In a recent webinar, Dr. Clemens Anklin, Vice President of NMR Applications and Training, Bruker BioSpin, discussed quantitative NMR and the differences between internal and external reference methods. He also reviewed the advantages, requirements, and pitfalls of quantitative NMR.
Key topics covered included:
Read on for highlights from the Q&A session with Dr. Anklin, or if you missed it, watch the webinar on demand.
Q: What is the limit of quantification for NMR?

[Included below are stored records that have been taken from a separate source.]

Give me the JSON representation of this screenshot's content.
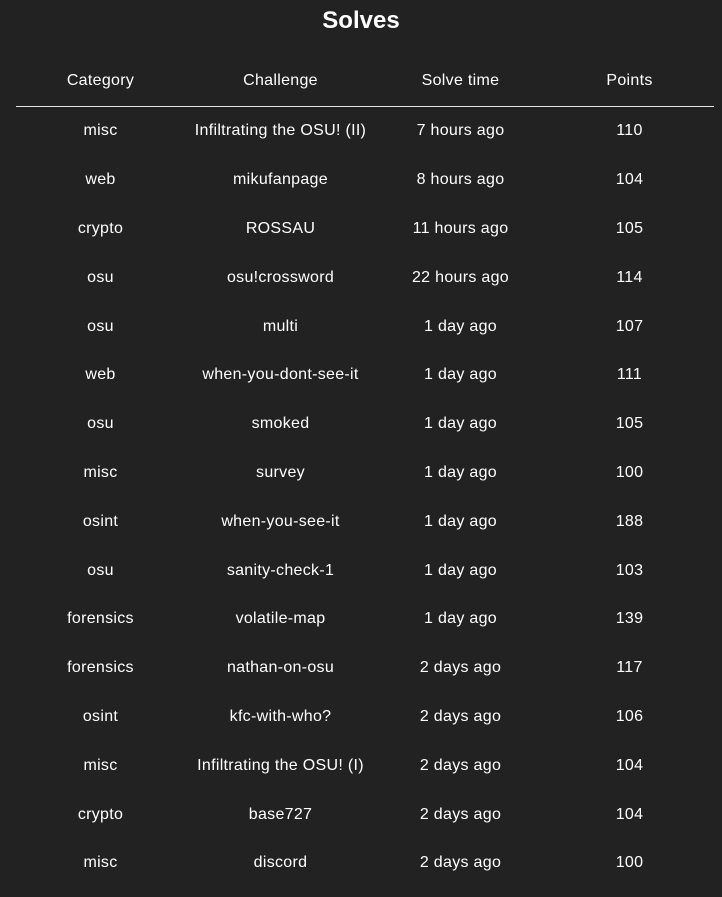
{
  "title": "Solves",
  "columns": [
    "Category",
    "Challenge",
    "Solve time",
    "Points"
  ],
  "rows": [
    {
      "category": "misc",
      "challenge": "Infiltrating the OSU! (II)",
      "solve_time": "7 hours ago",
      "points": "110"
    },
    {
      "category": "web",
      "challenge": "mikufanpage",
      "solve_time": "8 hours ago",
      "points": "104"
    },
    {
      "category": "crypto",
      "challenge": "ROSSAU",
      "solve_time": "11 hours ago",
      "points": "105"
    },
    {
      "category": "osu",
      "challenge": "osu!crossword",
      "solve_time": "22 hours ago",
      "points": "114"
    },
    {
      "category": "osu",
      "challenge": "multi",
      "solve_time": "1 day ago",
      "points": "107"
    },
    {
      "category": "web",
      "challenge": "when-you-dont-see-it",
      "solve_time": "1 day ago",
      "points": "111"
    },
    {
      "category": "osu",
      "challenge": "smoked",
      "solve_time": "1 day ago",
      "points": "105"
    },
    {
      "category": "misc",
      "challenge": "survey",
      "solve_time": "1 day ago",
      "points": "100"
    },
    {
      "category": "osint",
      "challenge": "when-you-see-it",
      "solve_time": "1 day ago",
      "points": "188"
    },
    {
      "category": "osu",
      "challenge": "sanity-check-1",
      "solve_time": "1 day ago",
      "points": "103"
    },
    {
      "category": "forensics",
      "challenge": "volatile-map",
      "solve_time": "1 day ago",
      "points": "139"
    },
    {
      "category": "forensics",
      "challenge": "nathan-on-osu",
      "solve_time": "2 days ago",
      "points": "117"
    },
    {
      "category": "osint",
      "challenge": "kfc-with-who?",
      "solve_time": "2 days ago",
      "points": "106"
    },
    {
      "category": "misc",
      "challenge": "Infiltrating the OSU! (I)",
      "solve_time": "2 days ago",
      "points": "104"
    },
    {
      "category": "crypto",
      "challenge": "base727",
      "solve_time": "2 days ago",
      "points": "104"
    },
    {
      "category": "misc",
      "challenge": "discord",
      "solve_time": "2 days ago",
      "points": "100"
    }
  ]
}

CA: This is not an easy question to answer. It’s basically the NMR method that defines the limit of quantitation. When discussing the effects of signal-to-noise, during the webinar I mentioned how a low signal-to-noise or a low mass limit will lead to a quantification with a large error. It can be improved by either raising the limit of quantitation, i.e. adding more material to your sample, or by measuring longer. This is one of the beauties of NMR – you can just accumulate data or sum up data for as long as you want. So, the limit of quantitation is not like other methods; it is not a limit of quantitation, it is a limit of quantitation per time invested in the experiment. This can be in the upper nanogram or lower microgram range if you’re happy with a relatively large error or long acquisition time.

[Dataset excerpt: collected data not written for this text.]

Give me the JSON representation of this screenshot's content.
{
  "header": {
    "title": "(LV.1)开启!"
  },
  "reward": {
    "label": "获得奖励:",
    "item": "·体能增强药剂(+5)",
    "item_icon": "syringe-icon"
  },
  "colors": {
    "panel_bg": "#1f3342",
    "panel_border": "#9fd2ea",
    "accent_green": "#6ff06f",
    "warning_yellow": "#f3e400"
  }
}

Q: How often does one need to recalibrate an NMR spectrometer for quantitative work?
CA: In general, if you run internally referenced quantitation, you virtually never need to calibrate the spectrometer because the calibrant is in your sample. Every measurement is calibrated in itself. If you are performing externally referenced NMR, of course, you could set up standard operating procedures to do it on a weekly or monthly basis, but it’s really not necessary. It becomes necessary when you have any change to your hardware. Let’s say you have a failure of a radio frequency amplifier, after an exchange of hardware it is recommended you recalibrate your spectrometer. Also, if you see significant changes in either standard sensitivity or pulse length measurement, it is probably advisable to recalibrate your reference spectra. So, for external referencing, periodic recalibration is recommended, but internally referenced, it is calibrated in itself.

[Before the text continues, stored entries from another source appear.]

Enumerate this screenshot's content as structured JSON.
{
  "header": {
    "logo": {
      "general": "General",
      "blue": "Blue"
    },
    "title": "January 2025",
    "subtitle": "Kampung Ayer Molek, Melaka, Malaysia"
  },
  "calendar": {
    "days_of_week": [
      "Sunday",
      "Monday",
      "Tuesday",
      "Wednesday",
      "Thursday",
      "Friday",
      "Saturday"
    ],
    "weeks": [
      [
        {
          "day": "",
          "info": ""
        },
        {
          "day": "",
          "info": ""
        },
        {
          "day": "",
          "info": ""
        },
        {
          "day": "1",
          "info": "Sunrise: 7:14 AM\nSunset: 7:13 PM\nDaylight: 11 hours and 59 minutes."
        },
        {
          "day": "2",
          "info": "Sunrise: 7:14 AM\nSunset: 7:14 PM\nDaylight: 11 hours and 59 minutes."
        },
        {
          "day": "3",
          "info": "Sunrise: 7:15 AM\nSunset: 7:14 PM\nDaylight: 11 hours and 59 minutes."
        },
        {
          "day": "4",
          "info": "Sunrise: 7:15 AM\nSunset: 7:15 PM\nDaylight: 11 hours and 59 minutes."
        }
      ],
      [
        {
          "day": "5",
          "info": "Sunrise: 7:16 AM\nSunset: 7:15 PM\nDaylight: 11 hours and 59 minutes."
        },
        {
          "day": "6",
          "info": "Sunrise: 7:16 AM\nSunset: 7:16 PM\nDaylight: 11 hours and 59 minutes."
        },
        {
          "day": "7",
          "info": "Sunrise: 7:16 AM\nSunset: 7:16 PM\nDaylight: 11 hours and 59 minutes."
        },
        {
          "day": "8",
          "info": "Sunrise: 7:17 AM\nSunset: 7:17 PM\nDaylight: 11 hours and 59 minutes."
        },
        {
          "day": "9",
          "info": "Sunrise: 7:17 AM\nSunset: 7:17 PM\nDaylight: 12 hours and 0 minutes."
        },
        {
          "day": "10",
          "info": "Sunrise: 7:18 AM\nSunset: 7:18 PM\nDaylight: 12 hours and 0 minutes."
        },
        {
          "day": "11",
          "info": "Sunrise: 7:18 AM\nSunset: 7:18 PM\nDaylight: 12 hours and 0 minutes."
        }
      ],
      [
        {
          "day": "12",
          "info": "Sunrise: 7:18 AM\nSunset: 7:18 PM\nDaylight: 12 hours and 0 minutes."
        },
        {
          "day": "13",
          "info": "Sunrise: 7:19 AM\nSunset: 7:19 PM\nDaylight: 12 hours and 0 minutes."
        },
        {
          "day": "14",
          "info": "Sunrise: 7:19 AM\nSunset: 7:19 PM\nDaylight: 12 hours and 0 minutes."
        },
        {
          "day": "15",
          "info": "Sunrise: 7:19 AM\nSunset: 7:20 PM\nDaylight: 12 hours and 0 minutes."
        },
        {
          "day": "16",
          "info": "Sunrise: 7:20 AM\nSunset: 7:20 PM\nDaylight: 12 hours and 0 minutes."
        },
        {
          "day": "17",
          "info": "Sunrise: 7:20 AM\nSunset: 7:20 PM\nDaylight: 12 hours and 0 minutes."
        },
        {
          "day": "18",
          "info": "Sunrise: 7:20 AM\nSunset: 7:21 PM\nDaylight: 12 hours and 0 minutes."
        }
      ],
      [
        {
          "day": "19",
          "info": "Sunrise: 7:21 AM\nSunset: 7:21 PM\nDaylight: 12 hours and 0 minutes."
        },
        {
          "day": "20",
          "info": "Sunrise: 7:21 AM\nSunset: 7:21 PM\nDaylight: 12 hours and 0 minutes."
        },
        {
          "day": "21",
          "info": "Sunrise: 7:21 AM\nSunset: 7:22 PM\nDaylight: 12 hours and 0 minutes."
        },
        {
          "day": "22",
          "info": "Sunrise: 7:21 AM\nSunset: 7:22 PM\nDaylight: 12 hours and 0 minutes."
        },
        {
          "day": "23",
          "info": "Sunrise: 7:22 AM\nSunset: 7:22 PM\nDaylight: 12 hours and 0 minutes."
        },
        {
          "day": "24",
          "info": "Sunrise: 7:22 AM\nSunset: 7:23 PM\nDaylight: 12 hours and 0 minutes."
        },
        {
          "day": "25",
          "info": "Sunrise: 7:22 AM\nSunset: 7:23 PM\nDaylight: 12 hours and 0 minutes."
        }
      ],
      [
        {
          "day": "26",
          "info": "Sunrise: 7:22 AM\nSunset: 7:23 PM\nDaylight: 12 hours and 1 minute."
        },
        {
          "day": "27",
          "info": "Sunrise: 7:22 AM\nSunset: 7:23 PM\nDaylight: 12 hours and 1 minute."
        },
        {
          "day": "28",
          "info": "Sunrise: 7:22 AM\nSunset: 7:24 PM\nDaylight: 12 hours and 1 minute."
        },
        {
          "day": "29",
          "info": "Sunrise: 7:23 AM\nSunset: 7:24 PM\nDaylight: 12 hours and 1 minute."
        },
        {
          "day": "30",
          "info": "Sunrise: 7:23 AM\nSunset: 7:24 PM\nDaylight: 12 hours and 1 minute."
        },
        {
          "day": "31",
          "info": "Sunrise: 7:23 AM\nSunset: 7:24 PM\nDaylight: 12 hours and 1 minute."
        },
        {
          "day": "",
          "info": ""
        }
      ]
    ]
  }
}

Q: How does NMR compare with other quantitative methods?
CA: NMR will, in general, require larger sample quantities for quantitation. It is true that mass spectrometry and other methods have significantly lower limits of quantification and limits of detection, therefore, use a lower quantity of sample. On the other hand, the benefits of NMR are that quantification can be done on pure compounds, mixtures, even biological fluids, often with no sample preparation or derivatization. For example, I can take a raw extract from a plant, run a spectrum and then identify individual signals and quantify the contents of that compound. NMR is the preferred method for biofluids such as urine, blood serum or cerebrospinal fluid. Those are routinely used analyzed by NMR to identify metabolites in the raw samples, whereas other methods often require an extensive preparation of a sample and a derivatization of the compound to make it quantifiable.